When I smoke. In college, I’d smoke cigarette after cigarette while sitting on the porch in a director’s chair, looking out at people walking back and forth up the Kresge campus to classes I was not taking. I was convinced there were different inhales and exhales that would bring me different nicotine deliveries. I will never know if that was the case.
Holding my breath under water as I swim, hating every second of it. My head hurts so I stop swimming, and run instead. Running breath, a calculus. I think the longest I’ve run is 45 minutes, but it felt like I was punishing my feet in the same way smoking was punishing my lungs. I’m still learning to breathe for my skin. I can’t tell the difference whether these athletic breaths help my face. They help my heart.

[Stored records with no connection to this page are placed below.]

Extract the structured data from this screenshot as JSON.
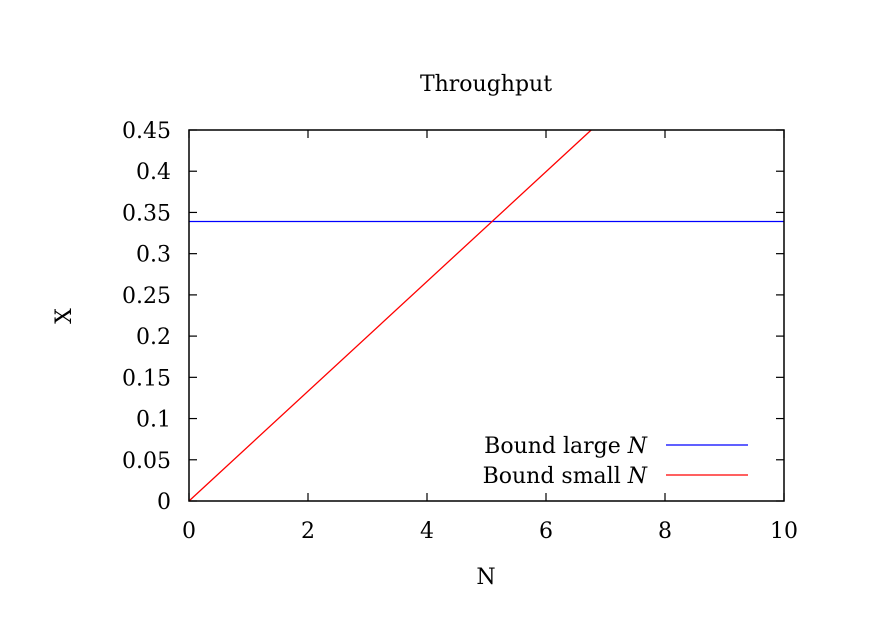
{
  "chart_data": {
    "type": "line",
    "title": "Throughput",
    "xlabel": "N",
    "ylabel": "X",
    "xlim": [
      0,
      10
    ],
    "ylim": [
      0,
      0.45
    ],
    "xticks": [
      "0",
      "2",
      "4",
      "6",
      "8",
      "10"
    ],
    "yticks": [
      "0",
      "0.05",
      "0.1",
      "0.15",
      "0.2",
      "0.25",
      "0.3",
      "0.35",
      "0.4",
      "0.45"
    ],
    "grid": false,
    "legend_position": "bottom-right",
    "series": [
      {
        "name_prefix": "Bound large ",
        "name_var": "N",
        "color": "#0000ff",
        "x": [
          0,
          10
        ],
        "y": [
          0.339,
          0.339
        ]
      },
      {
        "name_prefix": "Bound small ",
        "name_var": "N",
        "color": "#ff0000",
        "x": [
          0,
          6.76
        ],
        "y": [
          0,
          0.45
        ]
      }
    ]
  }
}
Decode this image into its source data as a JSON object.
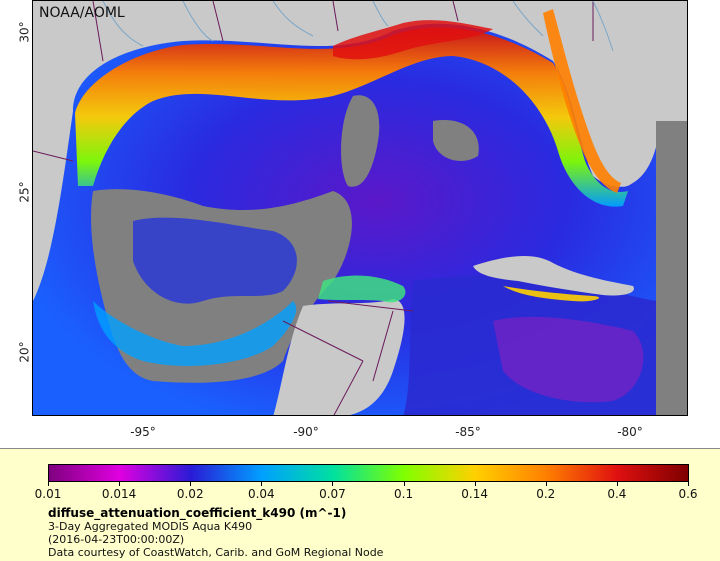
{
  "map": {
    "credit": "NOAA/AOML",
    "region": "Gulf of Mexico and Caribbean",
    "x_ticks": [
      "-95°",
      "-90°",
      "-85°",
      "-80°"
    ],
    "y_ticks": [
      "30°",
      "25°",
      "20°"
    ],
    "colors": {
      "land": "#c9c9c9",
      "no_data": "#808080",
      "boundary": "#6b1a5b",
      "river": "#7aa6c8"
    }
  },
  "legend": {
    "colorbar_labels": [
      "0.01",
      "0.014",
      "0.02",
      "0.04",
      "0.07",
      "0.1",
      "0.14",
      "0.2",
      "0.4",
      "0.6"
    ],
    "colorbar_colors": [
      "#7f007f",
      "#e000e0",
      "#2a1bd6",
      "#00a0ff",
      "#00e0a0",
      "#80ff00",
      "#ffd000",
      "#ff8000",
      "#e01010",
      "#7f0000"
    ],
    "variable": "diffuse_attenuation_coefficient_k490 (m^-1)",
    "dataset": "3-Day Aggregated MODIS Aqua K490",
    "date": "(2016-04-23T00:00:00Z)",
    "courtesy": "Data courtesy of CoastWatch, Carib. and GoM Regional Node"
  }
}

Deep breaths I take because I have the time. Deep breaths I take because I have to say something really important, or to a lot of people. I don’t know the difference between these breaths either but they help my face, not my heart.
Inadvertently hurting someone’s feelings when I sigh instead of gasp. Inadvertently hurting someone’s feelings when I gasp instead of sigh.
The pained breath I push through wind instruments. Why do you do this? Sometimes it would feel good, but the best air instrument is actually an accordion. I don’t make the rules. My hands hurt too much to learn to play the accordion any further. I’ll remain jealous of the person playing bandoneon.
The pained breath I give to fill a balloon, understanding the cheer will be short lived and never traced back to the air I give you. I don’t actually care for authorship of celebration.
Looking for a cue in the song, understanding that finding the apostrophe is our job.